These ancient flutes may have been used to lure falcons

The 12,000-year-old wind instruments made from bird bones are the oldest known from the Middle East

Seven ancient bone flutes, each shown from three different angles, against a black backdrop

These seven flutes (each shown from three views) made from the bones of small waterfowl are the oldest known wind instruments from the Middle East, a new study says. The largest measures only about 63 millimeters, or 2.5 inches.

© Laurent Davin

Perforated bones excavated at an ancient settlement in northern Israel may be the oldest wind instruments found in the region. The small flutes could have been used to make music, call birds or even communicate over short distances, the researchers suggest June 9 in Scientific Reports.

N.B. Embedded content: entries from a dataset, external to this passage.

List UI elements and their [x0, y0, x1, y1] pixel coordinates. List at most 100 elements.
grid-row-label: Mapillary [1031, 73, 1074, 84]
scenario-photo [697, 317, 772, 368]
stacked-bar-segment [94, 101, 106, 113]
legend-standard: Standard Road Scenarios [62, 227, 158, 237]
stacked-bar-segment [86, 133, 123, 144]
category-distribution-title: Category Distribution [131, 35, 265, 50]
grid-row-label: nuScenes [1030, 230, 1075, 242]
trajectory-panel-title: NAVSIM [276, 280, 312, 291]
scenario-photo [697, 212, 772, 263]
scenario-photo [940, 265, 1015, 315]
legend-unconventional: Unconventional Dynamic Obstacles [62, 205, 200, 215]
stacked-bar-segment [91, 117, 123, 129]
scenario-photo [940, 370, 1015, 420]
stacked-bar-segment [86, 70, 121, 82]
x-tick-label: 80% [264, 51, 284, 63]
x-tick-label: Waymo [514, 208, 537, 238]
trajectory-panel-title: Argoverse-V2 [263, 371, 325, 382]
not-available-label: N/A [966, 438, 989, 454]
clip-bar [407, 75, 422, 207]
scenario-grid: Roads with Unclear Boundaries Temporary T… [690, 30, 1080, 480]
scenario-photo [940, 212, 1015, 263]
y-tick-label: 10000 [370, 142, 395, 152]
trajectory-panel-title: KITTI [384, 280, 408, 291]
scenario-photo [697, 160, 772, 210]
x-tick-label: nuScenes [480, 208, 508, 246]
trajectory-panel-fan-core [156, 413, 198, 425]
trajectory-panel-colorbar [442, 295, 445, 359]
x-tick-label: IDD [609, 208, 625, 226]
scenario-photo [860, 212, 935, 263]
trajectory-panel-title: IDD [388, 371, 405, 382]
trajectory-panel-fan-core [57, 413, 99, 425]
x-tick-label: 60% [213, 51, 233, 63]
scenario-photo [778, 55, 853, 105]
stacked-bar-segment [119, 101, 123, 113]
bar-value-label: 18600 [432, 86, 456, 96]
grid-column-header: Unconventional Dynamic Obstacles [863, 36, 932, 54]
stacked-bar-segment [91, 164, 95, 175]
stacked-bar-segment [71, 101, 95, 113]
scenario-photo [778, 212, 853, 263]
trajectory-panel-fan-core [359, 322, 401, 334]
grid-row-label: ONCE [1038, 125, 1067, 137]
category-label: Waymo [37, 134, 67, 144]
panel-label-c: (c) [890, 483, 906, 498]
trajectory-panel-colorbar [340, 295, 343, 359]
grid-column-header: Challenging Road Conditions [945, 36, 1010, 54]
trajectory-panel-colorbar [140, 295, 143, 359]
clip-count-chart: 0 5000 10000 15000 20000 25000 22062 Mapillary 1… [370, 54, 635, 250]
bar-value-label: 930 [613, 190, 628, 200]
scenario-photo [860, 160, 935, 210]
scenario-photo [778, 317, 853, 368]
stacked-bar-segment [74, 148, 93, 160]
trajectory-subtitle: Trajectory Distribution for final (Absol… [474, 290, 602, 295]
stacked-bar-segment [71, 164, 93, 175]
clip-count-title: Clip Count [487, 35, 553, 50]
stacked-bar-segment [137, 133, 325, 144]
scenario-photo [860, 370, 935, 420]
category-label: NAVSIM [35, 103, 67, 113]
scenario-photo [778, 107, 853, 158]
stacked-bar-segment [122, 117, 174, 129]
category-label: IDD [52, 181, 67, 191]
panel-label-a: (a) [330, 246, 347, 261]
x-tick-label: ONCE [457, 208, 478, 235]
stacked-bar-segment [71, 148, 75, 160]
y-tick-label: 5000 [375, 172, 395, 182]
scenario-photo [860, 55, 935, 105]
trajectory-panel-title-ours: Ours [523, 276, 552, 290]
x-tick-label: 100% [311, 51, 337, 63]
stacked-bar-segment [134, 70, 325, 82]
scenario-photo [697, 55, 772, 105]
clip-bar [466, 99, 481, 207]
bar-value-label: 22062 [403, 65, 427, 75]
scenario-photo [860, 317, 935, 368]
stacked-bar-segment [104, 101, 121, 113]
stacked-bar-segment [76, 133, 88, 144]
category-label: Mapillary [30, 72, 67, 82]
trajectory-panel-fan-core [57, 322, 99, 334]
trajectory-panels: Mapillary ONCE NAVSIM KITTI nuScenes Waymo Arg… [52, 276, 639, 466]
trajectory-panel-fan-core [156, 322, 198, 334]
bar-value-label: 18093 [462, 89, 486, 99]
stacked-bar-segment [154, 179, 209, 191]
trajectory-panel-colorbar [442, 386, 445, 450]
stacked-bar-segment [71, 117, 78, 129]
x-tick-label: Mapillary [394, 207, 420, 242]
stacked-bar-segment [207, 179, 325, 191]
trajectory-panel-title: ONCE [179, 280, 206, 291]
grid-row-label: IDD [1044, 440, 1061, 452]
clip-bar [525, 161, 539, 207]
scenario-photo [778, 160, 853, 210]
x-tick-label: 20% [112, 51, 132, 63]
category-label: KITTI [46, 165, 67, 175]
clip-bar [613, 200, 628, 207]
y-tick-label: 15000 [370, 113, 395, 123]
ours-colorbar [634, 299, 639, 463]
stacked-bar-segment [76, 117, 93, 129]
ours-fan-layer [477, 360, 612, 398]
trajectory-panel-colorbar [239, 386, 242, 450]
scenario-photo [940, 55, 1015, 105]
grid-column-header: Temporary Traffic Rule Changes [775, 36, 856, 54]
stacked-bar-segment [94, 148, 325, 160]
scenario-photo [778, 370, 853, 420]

The instruments were unearthed from the remains of small stone dwellings at a lakeside site called Eynan-Mallaha, which was home to the last hunter-gatherers in the region until about 12,000 years ago, says Laurent Davin, an archaeologist at the Hebrew University of Jerusalem. All of the flutes were made from the wing bones of waterfowl that spent winter months at the lake, he notes. Of the seven flutes found, the largest appears to be intact and is about 63 millimeters (2.5 inches) long.

Microscopic analyses of the instruments clearly show that the finger holes were carved by humans and were not the results of gnawing by rodents or tooth marks left by predators, says Davin.

Davin and his team used the wing bone of a modern-day female mallard to make a detailed replica of the ancient flute. When played, the instrument produced high-pitched sounds similar to the calls of the common kestrel and the Eurasian sparrowhawk, raising the possibility the instruments were used to lure birds. Evidence suggests the inhabitants of Eynan-Mallaha used the talons of these birds of prey as tools and may have worn them as ornaments, Davin says.

Archaeologist Laurent Davin plays a reproduction of a 12,000-year-old bone wind instrument that was found at a site called Enyan-Mallaha in Israel. The high-pitched sounds are remarkably similar to the calls of kestrels and sparrowhawks.

Such flutes may have themselves been worn when hunting, says Davin. The largest of the flutes was decorated with red ochre and had a worn spot where it may have hung from a string or a strip of leather.

Although the team’s finds are oldest wind instruments in the Middle East, older musical instruments made of bone and ivory have been unearthed in Germany (SN: 6/24/09).